Le Pentagone redoute une suspension des exportations chinoises de Terres rares

Ce 1er juin, de nouvelles surtaxes sur des centaines de produits américains sont désormais imposées par la Chine, qui a en outre annoncé son intention de créer une « liste noire » d’entreprises étrangères « non fiables ». Il s’agit de répondre aux hausses de droits de douanes sur les produits chinois exportés vers les États-Unis ainsi qu’à l’offensive lancée par l’administration Trump contre Huawei, le géant des télécommunications, soupçonné d’espionnage au profit de Pékin.

Ainsi, il ne sera bientôt plus possible aux entreprises américaines d’utiliser du matériel de télécommunication produit par des industriels susceptibles de présenter un risque pour la sécurité nationale. Et tout transfert technologique vers ces derniers sera également interdit. D’où la décision de Google de priver Huawei de son système d’exploitation Android et de ses applications associées. Un coup dur pour le groupe chinois.

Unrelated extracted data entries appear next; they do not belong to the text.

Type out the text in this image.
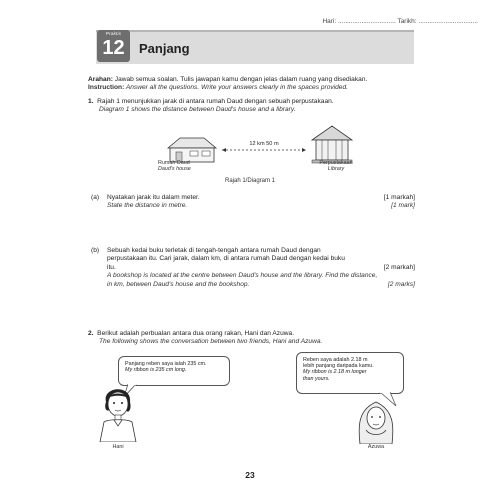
Hari: ................................ Tarikh: .................................
Praktis
12	Panjang
Arahan: Jawab semua soalan. Tulis jawapan kamu dengan jelas dalam ruang yang disediakan.
Instruction: Answer all the questions. Write your answers clearly in the spaces provided.
1. Rajah 1 menunjukkan jarak di antara rumah Daud dengan sebuah perpustakaan.
Diagram 1 shows the distance between Daud's house and a library.
12 km 50 m
Rumah Daud
Daud's house
Perpustakaan
Library
Rajah 1/Diagram 1
(a) Nyatakan jarak itu dalam meter.	[1 markah]
State the distance in metre.	[1 mark]
(b) Sebuah kedai buku terletak di tengah-tengah antara rumah Daud dengan
perpustakaan itu. Cari jarak, dalam km, di antara rumah Daud dengan kedai buku
itu.	[2 markah]
A bookshop is located at the centre between Daud's house and the library. Find the distance,
in km, between Daud's house and the bookshop.	[2 marks]
2. Berikut adalah perbualan antara dua orang rakan, Hani dan Azuwa.
The following shows the conversation between two friends, Hani and Azuwa.
Panjang reben saya ialah 235 cm.
My ribbon is 235 cm long.
Reben saya adalah 2.18 m
lebih panjang daripada kamu.
My ribbon is 2.18 m longer
than yours.
Hani	Azuwa
23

Cependant, cette guerre commerciale, dont les motivations dépassent les seuls enjeux économiques [« La Chine ne deviendra pas numéro un mondial sous ma présidence », a encore récemment martelé le président Trump à l’antenne de Fox News], commence à inquiéter le Pentagone…

En effet, ces derniers jours, les autorités chinoises ont suggéré qu’elles pourraient suspendre l’exportation de terres rares vers les États-Unis. Le 21 mai, le président Xi Jinping, accompagné du vice-Premier ministre Liu He, qui mène les négociations commerciales avec l’administration américaine, a visité l’usine JL MAG de Ganzhou, spécialisée dans la fabrication d’aimants utilisant des terres rares. Puis, les jours suivants, les médias gouvernementaux ont multiplié les allusions à une telle éventualité.

Les « terres rares » désignent un groupe de 17 éléments ayant des propriétés électroniques, magnétiques, optiques ou encore catalytiques qui les rendent incontournables pour certaines industries de pointe [informatique, aérospatiale, défense, automobile, etc]. Ainsi, par exemple, un ordinateur en contient 4,5 grammes tandis qu’il 600 kg d’aimants contenant 31% de terres rares pour produire une éolienne.

En réalité, ces métaux ne sont pas si « rares » puisqu’ils sont « plus présents sur la croûte terrestre que l’or et l’argent », souligne le Bureau de Recherches Géologiques et Minières [BRGM], le service géologique national français. En 2014, la production minière mondiale de terres rares aurait approché les 144.000 tonnes, pour une consommation globale d’environ 120 000 tonnes, précise-t-il.

Leur « rareté » tient donc plus à la faiblesse des quantités disponibles par rapport à la demande sans cesse croissante, laquelle en fait des « métaux stratégiques ».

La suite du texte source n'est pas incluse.